Enlighten Alaska co-owner Jane Stinson said the business in Anchorage’s Spenard neighborhood has experienced some setbacks. She said thieves stole about $5,000 worth of equipment over the Thanksgiving holiday and the business has had problems with getting the building it rents up to city code.
“We have to come up to compliance, and it’s costing a lot of money to make sure that we have enough parking, snow removal, gates around our dumpsters and those kinds of things,” Stinson told the Alaska Public Radio Network.
Under Anchorage’s building code, a property that goes through a change of use has to be updated so that out-of-date design features are removed.
The so-called “Title 21” rule has also held up Dankorage, another Anchorage pot shop that’s close to opening.

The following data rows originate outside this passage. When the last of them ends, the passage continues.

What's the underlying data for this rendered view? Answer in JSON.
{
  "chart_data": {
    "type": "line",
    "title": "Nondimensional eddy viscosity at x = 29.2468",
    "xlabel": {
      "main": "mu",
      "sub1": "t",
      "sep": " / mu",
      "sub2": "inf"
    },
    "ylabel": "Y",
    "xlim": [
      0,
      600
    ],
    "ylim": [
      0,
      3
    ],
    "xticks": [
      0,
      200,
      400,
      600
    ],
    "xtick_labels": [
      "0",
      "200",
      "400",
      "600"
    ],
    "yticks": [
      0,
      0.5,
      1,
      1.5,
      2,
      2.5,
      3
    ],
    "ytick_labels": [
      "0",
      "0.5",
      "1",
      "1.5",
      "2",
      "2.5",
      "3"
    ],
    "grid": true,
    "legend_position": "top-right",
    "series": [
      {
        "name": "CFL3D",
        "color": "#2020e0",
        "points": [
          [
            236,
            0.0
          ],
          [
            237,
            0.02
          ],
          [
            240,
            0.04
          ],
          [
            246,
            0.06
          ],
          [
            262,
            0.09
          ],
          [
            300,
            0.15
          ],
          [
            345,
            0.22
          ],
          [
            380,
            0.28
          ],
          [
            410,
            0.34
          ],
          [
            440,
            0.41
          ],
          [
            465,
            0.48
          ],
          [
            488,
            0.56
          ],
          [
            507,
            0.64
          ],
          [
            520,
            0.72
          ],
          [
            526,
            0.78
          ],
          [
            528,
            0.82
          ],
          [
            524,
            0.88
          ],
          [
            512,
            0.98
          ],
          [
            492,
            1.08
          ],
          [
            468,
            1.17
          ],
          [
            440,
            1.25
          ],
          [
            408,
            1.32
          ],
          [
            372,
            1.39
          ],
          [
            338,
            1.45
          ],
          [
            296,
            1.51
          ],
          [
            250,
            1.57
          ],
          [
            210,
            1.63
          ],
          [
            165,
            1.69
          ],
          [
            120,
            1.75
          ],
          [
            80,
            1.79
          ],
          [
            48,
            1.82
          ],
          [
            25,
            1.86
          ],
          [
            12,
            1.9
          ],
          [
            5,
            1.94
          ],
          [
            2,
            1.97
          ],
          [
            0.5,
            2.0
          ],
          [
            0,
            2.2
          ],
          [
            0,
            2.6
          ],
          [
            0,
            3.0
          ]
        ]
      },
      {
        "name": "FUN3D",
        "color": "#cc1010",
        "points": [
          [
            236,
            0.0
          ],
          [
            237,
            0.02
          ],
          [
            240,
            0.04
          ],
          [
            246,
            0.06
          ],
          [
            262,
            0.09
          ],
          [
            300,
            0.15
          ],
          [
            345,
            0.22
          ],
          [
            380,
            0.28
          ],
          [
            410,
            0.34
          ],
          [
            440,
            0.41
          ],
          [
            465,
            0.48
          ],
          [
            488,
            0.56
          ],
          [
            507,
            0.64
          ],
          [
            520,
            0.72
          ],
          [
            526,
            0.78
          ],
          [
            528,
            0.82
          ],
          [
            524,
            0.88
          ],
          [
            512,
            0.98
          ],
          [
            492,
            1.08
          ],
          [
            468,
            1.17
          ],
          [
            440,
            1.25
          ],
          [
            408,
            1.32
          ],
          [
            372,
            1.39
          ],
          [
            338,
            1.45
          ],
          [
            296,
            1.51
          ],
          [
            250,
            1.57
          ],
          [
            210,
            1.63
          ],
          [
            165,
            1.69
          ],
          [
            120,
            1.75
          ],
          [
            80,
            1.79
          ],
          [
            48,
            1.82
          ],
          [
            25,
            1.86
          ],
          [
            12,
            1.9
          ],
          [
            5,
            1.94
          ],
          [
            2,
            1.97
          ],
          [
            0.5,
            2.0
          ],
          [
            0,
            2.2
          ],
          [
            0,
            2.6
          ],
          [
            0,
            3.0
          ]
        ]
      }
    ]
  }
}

Anchorage Assembly member Dick Traini has been leading efforts to add regulatory steps for potential marijuana businesses since voters legalized pot statewide in 2014. After a recent meeting on pot shop licenses at the Planning and Zoning Department, Traini said these types of prerequisites are “just the cost of doing business.”
“Because we’re the largest urban area in Alaska. The dynamics that come with an urban area requires us to be a little more precise than say Fairbanks, or Valdez or any other place,” he said.
Erika McConnell, the city’s marijuana coordinator, said many pot shop owners have been forced to move into older buildings, which require more work to be brought up to code.
“They can’t get finances from banks, can’t get investments from out of state, from larger companies, (so) they presumably don’t have very much capital available to them,” McConnell said. “So they have to look for these properties that are older, or vacant or less well-kept-up.”
Of the retail shops close to opening in Anchorage, Dankorage and Alaska Fireweed say they’ll be ready for customers later this month.